10/18/2007 11:00PM

Not for Love hits a triple in Million

EmailAny clouds on the Maryland breeding industry's horizon were nowhere to be found on Maryland Million Day 2007, held Oct. 13 at Laurel Park. This year's renewal was the most successful in the 22-year history of the event.

"Maryland needed Maryland Million Day this year," said Cricket Goodall, the event's executive director. "It was good news and continues to be the bright spot on the fall racing calendar."

Perfect weather boosted the exuberance of the record crowd of 26,788, and all-sources wagering on the 12-race card totaled $5,985,793, nearly $1 million over the previous record.

"It shows that when you put on an interesting and competitive card, the fans will pay attention," said Goodall. "We are proud of what we do here - the stallions that stand here, and the event that recognizes their importance."

The purpose of the Maryland Million program, launched by famed broadcaster Jim McKay, is to point the spotlight on the state's stallions and celebrate the breeders who support them. Ten stallions had winners on the card, with five gaining their first Maryland Million win.
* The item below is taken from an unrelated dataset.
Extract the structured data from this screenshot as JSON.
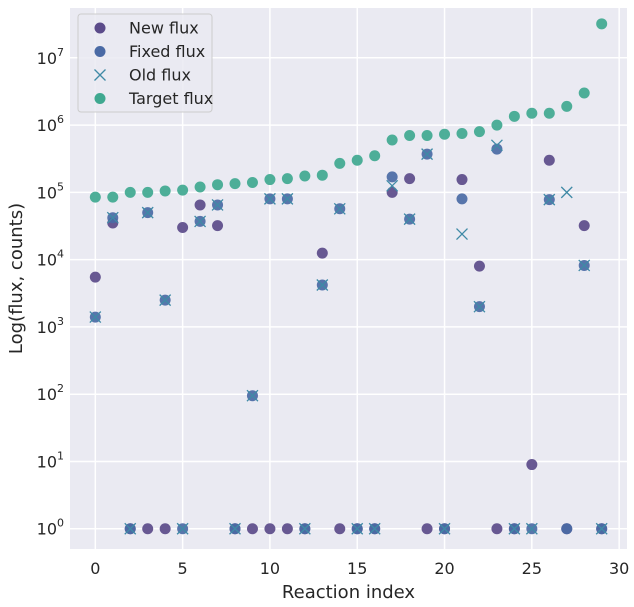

Only one stallion had multiple scores: the state's leading sire, Not for Love. With three winners on the day, Not for Love now has sired the winners of 14 Maryland Million races, to rank second behind only longtime leader Allen's Prospect (with 21). Not for Love has had two or more winners on a card for six consecutive years.

Northview Stallion Station in Chesapeake City is home to Not for Love, whose winners were Love for Not in the Lassie for 2-year-old fillies, Forty Crowns in the Turf, and Akronism in the Distaff. Other Northview sires with winners were Two Punch, who got his 11th Maryland Million trophy with a victory by Grand Champion in the Sprint; Lion Hearted (Maddy's Heart, Ladies); the deceased Crowd Pleaser (Happy Surprise, Turf Sprint); and former resident Diamond (Be Oh Be, Sprint Starter Handicap).

One stallion who was represented for the first time on Maryland Million Day got his first winner - classic winner Louis Quatorze, whose first Maryland-sired crop are 2-year-olds. Louis Quatorze's only offspring entered, his son Regal Solo, captured the $150,000 Maryland Million Nursery after an eventful trip and a thrilling stretch run.

Audrey Murray bred and owns Regal Solo with her husband, Allen. Louis Quatorze stands at the Murrays' Murmur Farm in Darlington, Md. "I wasn't confident at all when I saw the field he was facing - it was a nice surprise," Audrey Murray said.

Jockey Ryan Fogelsonger was confident, however, and had Regal Solo, who broke from post 1 at odds of 9-1, tucked in behind the pacesetters along the rail during the early stages of the seven-furlong Nursery. But Fogelsonger had a lot of horse and nowhere to go as the field headed into the far turn.

When an opening finally materialized, Regal Solo shot through and put in an impressive drive down the middle of the track. He got up to win by a nose in a three-horse photo with Smooth It Over and odds-on choice Izzy Speaking, and survived an objection afterward.

The Maryland Million victory was the first for the Murrays, who had come close in the past, with two second-place finishes. And it followed an announcement the day before that Scipion, a graded stakes-winning son of

A.P. Indy, will be standing his first season at Murmur Farm.

"What a week for us - these are two wonderful horses," said Audrey Murray.

Scipion is a three-quarter-brother to champion juvenile Vindication, one of this year's leading freshman sires. Bred and raced by Virginia Kraft Payson, who is retaining a part interest, the 5-year-old Scipion is currently being syndicated. His 2008 stud fee has been set for $6,000 live foal, payable when the foal stands and nurses.